When they are out in the bay, they will have the ability to explore, and they will be seeing things they haven’t seen since they were very young whales.
“Because they were in an enclosed space indoors, in warmer water,” says Bool, speaking of the marine park, “they don’t have as thick a blubber layer as they would need in the wild.” The whales now dine on more of the types of fish they would eat in the wild, to grow that important layer. They are also learning to build up their stamina, to swim more, and spend more time under water holding their breath. The temperature of the water is also slowly being decreased, to reach what they can expect in the ocean.

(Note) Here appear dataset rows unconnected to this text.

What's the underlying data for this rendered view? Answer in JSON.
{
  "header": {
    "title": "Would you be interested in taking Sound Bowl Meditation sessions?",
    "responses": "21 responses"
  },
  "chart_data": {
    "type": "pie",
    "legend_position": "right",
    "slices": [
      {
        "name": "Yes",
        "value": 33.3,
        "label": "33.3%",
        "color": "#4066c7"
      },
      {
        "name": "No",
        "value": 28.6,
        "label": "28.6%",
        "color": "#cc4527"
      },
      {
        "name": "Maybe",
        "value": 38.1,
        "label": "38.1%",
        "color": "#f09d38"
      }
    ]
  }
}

“They’re acting like belugas,” Bool says with pride. “They are inquisitive,” they are interacting well with each other, and wanting to be occupied. “When they are out in the bay, they will have the ability to explore, and they will be seeing things they haven’t seen since they were very young whales.”
The hope of course, is that Little White and Little Grey, will be just the start. As Bool remarks, “two whales does not a sanctuary make.” Once they are moved to the bay, the two will be studied to see how well they adapt, and ultimately how this experience could be applied to other cetaceans in captivity. “Whilst this at its heart is very much about Little White and Little Grey at the moment, and providing them with an alternative natural life,” another aim, says Bool, is to “demonstrate that it can be done,” and to “track and show the positive changes that it has on them.” Bool calls Little White and Little Grey “ambassadors,” for the 300 other belugas in captivity around the world, “and more widely than that, the 3000 cetaceans.”
Bool says that while being the world’s first whale sanctuary brings a lot of challenges, “it also brings a lot of opportunities to create the blueprint that others can take and follow.” But for now, Little White and Little Grey are just busy eating, swimming and preparing, for that last leg of the journey, back to the sea.